Bruxelles – Tolleranza zero verso le forme gravi di sfruttamento dei lavoratori. A chiederlo è l’Agenzia dell’Unione europea per i diritti fondamentali (Fra), che nella sua nuova relazione mostra come, nonostante le normative Ue in materia, in Europa lo sfruttamento sul luogo di lavoro sia ancora una triste realtà. A esserne vittime sono in particolare i lavoratori che si spostano da un Paese all’altro dell’Unione, oppure gli immigrati extra-Ue. I settori più a rischio sono quelli dell’agricoltura, dell’edilizia, alberghiero e della ristorazione, del lavoro domestico e del manifatturiero, ma la cosa ancor più grave è che i responsabili spesso corrono un rischio minimo di essere perseguiti per legge e quindi di dover risarcire le vittime. Il reato di sfruttamento di un lavoratore migrante, infatti, è punibile solo in alcuni Stati membri e prevede pene massime inferiori ai due anni.
“Stiamo parlando di un problema endemico che richiede un intervento urgente per poter essere risolto – ha dichiarato il direttore della Fra, Constantinos Manolopoulos -. Gli Stati membri devono fare uno sforzo maggiore per promuovere un clima di tolleranza zero per forme gravi di sfruttamento dell’attività lavorativa e adottare misure per monitorare la situazione più efficacemente e sanzionare i responsabili”. “Sono abbastanza scioccata dal risultato del rapporto della Fra – ha commentato l’europarlamentare Jutta Steinruck, portavoce del gruppo S&D sul Lavoro e gli Affari sociali -. Abbiamo bisogno di controlli obbligatori europei in modo da mettere fine allo sfruttamento.
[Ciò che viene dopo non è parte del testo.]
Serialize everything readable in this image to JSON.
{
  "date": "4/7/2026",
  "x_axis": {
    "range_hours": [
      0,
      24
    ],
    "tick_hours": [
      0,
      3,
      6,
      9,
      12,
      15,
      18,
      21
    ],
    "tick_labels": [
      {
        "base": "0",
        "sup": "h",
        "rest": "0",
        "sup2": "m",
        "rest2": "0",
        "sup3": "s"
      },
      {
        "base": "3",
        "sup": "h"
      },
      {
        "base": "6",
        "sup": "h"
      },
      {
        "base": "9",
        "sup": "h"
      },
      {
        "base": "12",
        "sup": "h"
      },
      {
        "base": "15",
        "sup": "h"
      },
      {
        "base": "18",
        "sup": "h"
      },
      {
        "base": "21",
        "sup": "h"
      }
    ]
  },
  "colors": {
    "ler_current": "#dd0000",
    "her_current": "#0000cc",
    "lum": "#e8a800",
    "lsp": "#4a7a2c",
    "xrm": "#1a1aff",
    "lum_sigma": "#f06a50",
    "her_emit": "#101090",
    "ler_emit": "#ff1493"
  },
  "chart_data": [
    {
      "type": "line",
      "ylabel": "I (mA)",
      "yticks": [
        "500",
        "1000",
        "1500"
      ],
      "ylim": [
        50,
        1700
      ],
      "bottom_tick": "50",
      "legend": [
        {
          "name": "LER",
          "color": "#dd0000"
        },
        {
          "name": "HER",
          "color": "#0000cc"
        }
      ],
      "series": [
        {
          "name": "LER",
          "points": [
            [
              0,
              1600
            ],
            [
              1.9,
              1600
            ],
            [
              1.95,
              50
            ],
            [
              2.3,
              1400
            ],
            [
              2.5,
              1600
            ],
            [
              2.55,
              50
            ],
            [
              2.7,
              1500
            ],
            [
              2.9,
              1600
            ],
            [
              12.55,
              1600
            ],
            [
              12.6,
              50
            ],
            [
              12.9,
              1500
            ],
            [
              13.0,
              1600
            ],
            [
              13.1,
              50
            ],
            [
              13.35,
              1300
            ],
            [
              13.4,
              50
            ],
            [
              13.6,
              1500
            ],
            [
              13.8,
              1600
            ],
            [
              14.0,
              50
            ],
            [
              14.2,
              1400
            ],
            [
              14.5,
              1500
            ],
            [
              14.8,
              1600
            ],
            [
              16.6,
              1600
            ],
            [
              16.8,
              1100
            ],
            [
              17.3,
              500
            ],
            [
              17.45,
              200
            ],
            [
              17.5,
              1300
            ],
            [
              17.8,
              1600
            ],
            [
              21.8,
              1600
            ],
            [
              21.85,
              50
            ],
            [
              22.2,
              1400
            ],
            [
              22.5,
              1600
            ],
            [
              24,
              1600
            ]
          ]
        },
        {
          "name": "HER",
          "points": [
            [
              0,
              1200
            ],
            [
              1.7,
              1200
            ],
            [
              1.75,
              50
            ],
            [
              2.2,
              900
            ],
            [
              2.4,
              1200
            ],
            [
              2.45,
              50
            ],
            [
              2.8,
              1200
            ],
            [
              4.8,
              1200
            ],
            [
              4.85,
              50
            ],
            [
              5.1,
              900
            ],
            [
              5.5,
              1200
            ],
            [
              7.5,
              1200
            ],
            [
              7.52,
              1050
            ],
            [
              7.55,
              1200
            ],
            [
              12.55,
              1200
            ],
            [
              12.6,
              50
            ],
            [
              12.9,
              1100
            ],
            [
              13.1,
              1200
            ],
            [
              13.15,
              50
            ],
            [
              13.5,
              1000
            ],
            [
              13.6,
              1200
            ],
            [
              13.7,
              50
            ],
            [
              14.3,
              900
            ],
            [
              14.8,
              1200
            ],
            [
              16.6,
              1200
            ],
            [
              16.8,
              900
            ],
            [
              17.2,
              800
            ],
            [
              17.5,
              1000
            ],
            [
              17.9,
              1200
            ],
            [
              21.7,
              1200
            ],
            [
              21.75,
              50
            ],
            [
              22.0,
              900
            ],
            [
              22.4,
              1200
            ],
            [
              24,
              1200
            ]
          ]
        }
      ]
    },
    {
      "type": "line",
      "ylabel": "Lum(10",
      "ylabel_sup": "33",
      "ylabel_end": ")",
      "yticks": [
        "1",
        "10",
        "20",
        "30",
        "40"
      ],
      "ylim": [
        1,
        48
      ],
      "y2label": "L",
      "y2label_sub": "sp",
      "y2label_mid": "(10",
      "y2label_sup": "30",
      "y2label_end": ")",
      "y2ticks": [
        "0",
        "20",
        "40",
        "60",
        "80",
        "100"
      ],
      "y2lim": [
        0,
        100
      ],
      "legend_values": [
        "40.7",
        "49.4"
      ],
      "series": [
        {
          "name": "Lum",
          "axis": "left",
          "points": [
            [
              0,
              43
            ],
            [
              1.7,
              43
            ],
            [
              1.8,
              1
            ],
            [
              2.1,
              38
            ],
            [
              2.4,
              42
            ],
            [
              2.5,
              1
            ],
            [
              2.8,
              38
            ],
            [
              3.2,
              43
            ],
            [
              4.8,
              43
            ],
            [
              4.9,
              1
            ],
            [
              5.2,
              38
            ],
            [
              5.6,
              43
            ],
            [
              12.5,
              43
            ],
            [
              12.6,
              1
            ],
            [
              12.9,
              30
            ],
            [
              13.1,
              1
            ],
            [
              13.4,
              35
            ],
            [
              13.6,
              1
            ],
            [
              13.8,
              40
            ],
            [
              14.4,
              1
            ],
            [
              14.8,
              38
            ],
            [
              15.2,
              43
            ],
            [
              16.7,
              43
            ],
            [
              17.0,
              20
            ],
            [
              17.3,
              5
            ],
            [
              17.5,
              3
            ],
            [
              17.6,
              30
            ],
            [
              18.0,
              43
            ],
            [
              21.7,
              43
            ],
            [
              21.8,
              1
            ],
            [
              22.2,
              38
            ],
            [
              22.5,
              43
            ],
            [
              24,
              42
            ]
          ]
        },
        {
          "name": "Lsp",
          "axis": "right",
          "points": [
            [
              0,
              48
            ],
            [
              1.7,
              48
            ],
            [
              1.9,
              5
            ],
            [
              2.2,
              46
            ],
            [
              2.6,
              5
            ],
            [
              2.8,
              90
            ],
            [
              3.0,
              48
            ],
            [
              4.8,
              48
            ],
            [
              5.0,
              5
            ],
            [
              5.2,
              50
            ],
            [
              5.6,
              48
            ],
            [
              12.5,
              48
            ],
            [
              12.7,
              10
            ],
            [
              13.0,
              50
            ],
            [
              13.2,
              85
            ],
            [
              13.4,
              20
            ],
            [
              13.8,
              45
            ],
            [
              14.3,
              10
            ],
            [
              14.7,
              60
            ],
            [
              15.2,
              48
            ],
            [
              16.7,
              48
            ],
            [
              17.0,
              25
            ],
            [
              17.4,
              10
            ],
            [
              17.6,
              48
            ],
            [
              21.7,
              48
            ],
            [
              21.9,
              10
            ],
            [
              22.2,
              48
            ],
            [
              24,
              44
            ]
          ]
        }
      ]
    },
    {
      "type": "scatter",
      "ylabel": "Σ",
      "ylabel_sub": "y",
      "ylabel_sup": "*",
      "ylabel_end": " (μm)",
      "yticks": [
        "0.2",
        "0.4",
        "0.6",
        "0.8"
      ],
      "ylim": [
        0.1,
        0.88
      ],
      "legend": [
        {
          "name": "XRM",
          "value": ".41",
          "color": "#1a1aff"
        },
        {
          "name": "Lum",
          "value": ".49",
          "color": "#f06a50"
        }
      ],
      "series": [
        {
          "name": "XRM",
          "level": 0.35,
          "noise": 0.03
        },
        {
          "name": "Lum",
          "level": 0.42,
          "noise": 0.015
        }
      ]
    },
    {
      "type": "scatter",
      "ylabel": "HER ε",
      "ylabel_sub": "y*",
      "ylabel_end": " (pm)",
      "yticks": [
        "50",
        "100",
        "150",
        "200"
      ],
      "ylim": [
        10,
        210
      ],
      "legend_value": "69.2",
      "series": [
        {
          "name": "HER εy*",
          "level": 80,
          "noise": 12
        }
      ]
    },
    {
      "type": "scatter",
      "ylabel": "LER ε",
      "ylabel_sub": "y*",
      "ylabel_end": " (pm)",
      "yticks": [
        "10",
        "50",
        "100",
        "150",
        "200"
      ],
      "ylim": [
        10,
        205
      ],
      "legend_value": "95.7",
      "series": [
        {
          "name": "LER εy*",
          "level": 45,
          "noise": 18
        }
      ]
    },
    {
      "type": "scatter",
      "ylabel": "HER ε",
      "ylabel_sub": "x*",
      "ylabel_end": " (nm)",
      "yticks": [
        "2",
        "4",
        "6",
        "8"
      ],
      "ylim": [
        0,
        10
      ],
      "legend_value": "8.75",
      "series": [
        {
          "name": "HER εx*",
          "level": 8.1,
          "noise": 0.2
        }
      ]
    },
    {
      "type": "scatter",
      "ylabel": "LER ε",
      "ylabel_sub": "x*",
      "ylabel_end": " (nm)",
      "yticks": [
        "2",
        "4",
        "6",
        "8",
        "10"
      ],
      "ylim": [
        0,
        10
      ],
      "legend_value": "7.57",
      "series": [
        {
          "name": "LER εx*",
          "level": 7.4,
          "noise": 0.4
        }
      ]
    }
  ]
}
La piattaforma contro il lavoro nero che stiamo negoziando in questo momento sarà un buono strumento in questo senso”.
LE PROPOSTE Fra le situazioni più comuni in cui la Fra si è imbattuta durante la sua ricerca ci sono salari bassissimi, a volte inferiori a un euro l’ora, e giornate lavorative superiori alle dodici ore per sei o sette giorni alla settimana. Per cercare di combattere tale fenomeno, l’agenzia europea ha stilato quindi una lista di priorità che vanno dal miglioramento dell’efficienza delle indagini da parte delle forze di polizia alla necessità di stabilire un clima di maggior fiducia fra i lavoratori e le autorità così da incoraggiare le vittime a denunciare. Ma non solo. Secondo la Fra è fondamentale che gli Stati membri garantiscano un “sistema d’ispezioni sul posto di lavoro che sia globale, efficace e sostenuto da risorse adeguate”; che si facciano maggiori sforzi per informare le vittime sui loro diritti; e che le imprese private e pubbliche non stipulino contratti con ditte coinvolte in episodi di sfruttamento dei lavoratori. Una volta garantiti maggiori diritti alle vittime, il passo successivo è quello di dare in mano ai consumatori tutti gli strumenti necessari per distinguere chi porta avanti pratiche scorrette da chi invece non lo fa. Per questo, Fra propone che venga creato un sistema di certificazione delle imprese che rispettano i diritti dei lavoratori.
IN ITALIA La situazione italiana all’interno del panorama europeo è fra le più complesse. A casi di eccellenza, infatti, si contrappongono grandi contraddizioni soprattutto dal punto di vista delle indagini sul fenomeno del caporalato. Come in Polonia, nel nostro Paese è l’agricoltura a essere il settore più a rischio sfruttamento, ma nonostante l’argomento sia adeguatamente coperto dai media nazionali, la polizia e le istituzioni non sembrano considerarlo una priorità. Il budget dedicato a progetti di tutela dei diritti dei lavoratori è stato tagliato, denuncia il report della Fra, costringendo le ong e i sindacati a riempire il vuoto lasciato dalle autorità statali fornendo consulenza e supporto legale alle vittime di abusi. A fronte di tante criticità, però, l’Italia è citata nella ricerca come il Paese che di gran lunga ha emesso il maggior numero di permessi di soggiorno come forma di “protezione sociale”. Nel 2013 ne sono stati dati 147 e, oltre a questi, altri 1.277 sono stati rilasciati per “ragioni umanitarie”, espressione che al suo interno comprende anche le vittime di sfruttamento sul luogo di lavoro. Inoltre, l’Italia fa parte del ristretto gruppo di nove Stati membri che hanno trasposto nella propria legislazione nazionale l’Articolo 13 della direttiva sulle sanzioni ai datori di lavoro del 2009. Ciò ha permesso, nel 2013, di rilasciare 28 permessi di soggiorno ad altrettante vittime dello sfruttamento in cambio di una loro collaborazione con le autorità. In tutta Europa si sono registrati solo altri quattro casi in Germania e uno in Slovacchia.